Lizzie thought about turning from the window
into him. She wasn’t ready to kiss him. Not yet. There wasn’t much
conversation over the loud band or polite talk with Oliver’s
colleagues. “Where do you stay when you come east?”


A friend’s
apartment.”

“Another vampire?”

“A source.” Oliver removed his sports coat
and loosened his tie. She didn’t realize she was so blatantly
watching until he smiled after unclasping the third button of his
shirt. She still wasn’t ready and found a chair and finally removed
her heels.

“I thought the band was excellent,” Oliver
stopped at the third button and settled into the chair opposite. “I
had fun dancing.”

“That was the best part.”

“It was,” Oliver didn’t attempt to shield
the lust in his eyes. She already noted there was no burn there and
felt comfortable he fed recently. Except that Oliver wasn’t… he
wasn’t Ben. Did that mean he did something else recently?

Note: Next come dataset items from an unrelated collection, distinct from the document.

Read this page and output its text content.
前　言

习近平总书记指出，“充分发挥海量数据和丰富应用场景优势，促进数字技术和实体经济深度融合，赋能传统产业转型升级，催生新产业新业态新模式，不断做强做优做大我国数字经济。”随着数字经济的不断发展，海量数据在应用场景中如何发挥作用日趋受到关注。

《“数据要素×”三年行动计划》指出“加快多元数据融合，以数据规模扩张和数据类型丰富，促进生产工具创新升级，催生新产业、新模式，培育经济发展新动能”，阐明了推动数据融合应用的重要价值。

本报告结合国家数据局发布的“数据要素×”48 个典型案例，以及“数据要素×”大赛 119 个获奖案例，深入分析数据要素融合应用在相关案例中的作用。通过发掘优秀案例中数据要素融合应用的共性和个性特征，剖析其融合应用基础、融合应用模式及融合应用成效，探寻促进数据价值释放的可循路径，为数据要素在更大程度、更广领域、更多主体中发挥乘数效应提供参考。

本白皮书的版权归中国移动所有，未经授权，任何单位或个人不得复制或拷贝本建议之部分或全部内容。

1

Lizzie looked at Oliver. He was so handsome.
So very, very handsome. And charming. Like Will. Like Meg. How long
before his attention would be diverted from her? “Why did you fall
in love with Charlotte?”

Oliver expressed a knowing smile and exhaled
a deep breath.

“Why,” Lizzie continued, “if you loved Lily
so much, would you fall in love with the monster who interfered in
your happiness?”

“I asked myself that question many times,”
he avoided her eyes. “Especially when it ended. In the beginning,
she was the only vampire I knew. Benjamin went back to France.
Charlotte brought me with her to New York. It was a volatile
friendship. There was physical attraction. There was a lot of hate
that made that attraction even more… strangely enough…
exciting.”


Is that why you let
Charlotte change you?”

“Charlotte was waiting for me. I thought
Lily would be there. I knew someone in that house was using her,
the way Horace did. I knew it made her unhappy. I didn’t know it
was a … I didn’t believe that she loved him. She wanted to leave.
She was going to marry me.”


Charlotte convinced you
that wasn’t true.”

“She showed me a book he bought her. There
were things scribbled inside, but I couldn’t read them. I was never
educated enough to impress Lily. I knew she was intelligent,
something those Fultons refused to appreciate. The fact another man
bought her books and appealed to her mind… Charlotte knew my
weakness. She convinced me Lily was lost. I let her seduce me and
take my blood. I don’t remember that night clearly. It’s a
horrible, thrilling dream.”

Lizzie saw sadness creep across his face, as
if Charlotte’s revelations were a recent conversation. She tried to
think of the book under the water and the kiss in the marshy grass.
No detail surfaced. She couldn’t think of anything to prove or
disprove what Charlotte told him.

“She manipulated the truth,” Oliver’s
expression changed from sad to something both uninterested and
intensely angry. It was as though he could distance himself from
the reality of Charlotte, but not her trickery. “Lily was telling
Benjamin that she was leaving him.”

“What?”

“He didn’t tell you?” Oliver had no sense of
alarm.

“No.”

“He told me after Charlotte died,” Oliver
looked at her briefly. “I didn’t know that when I saw Lily. I…
didn’t know.”

Lizzie knew the next part of the story, but
didn’t want the detail. “What did the Fultons do when Lily
died?”

“The Fultons never knew. Charlotte had her
buried in a common grave. She told Margaret and John she ran off
with me to Kentucky. It was one of Charlotte’s cruel jokes. The
world thought we were together, when I was the one who…”

“She had the last laugh.”


No, she
didn’t.”

“Because you killed her?” Lizzie asked
lightly, even though the thought terrified her.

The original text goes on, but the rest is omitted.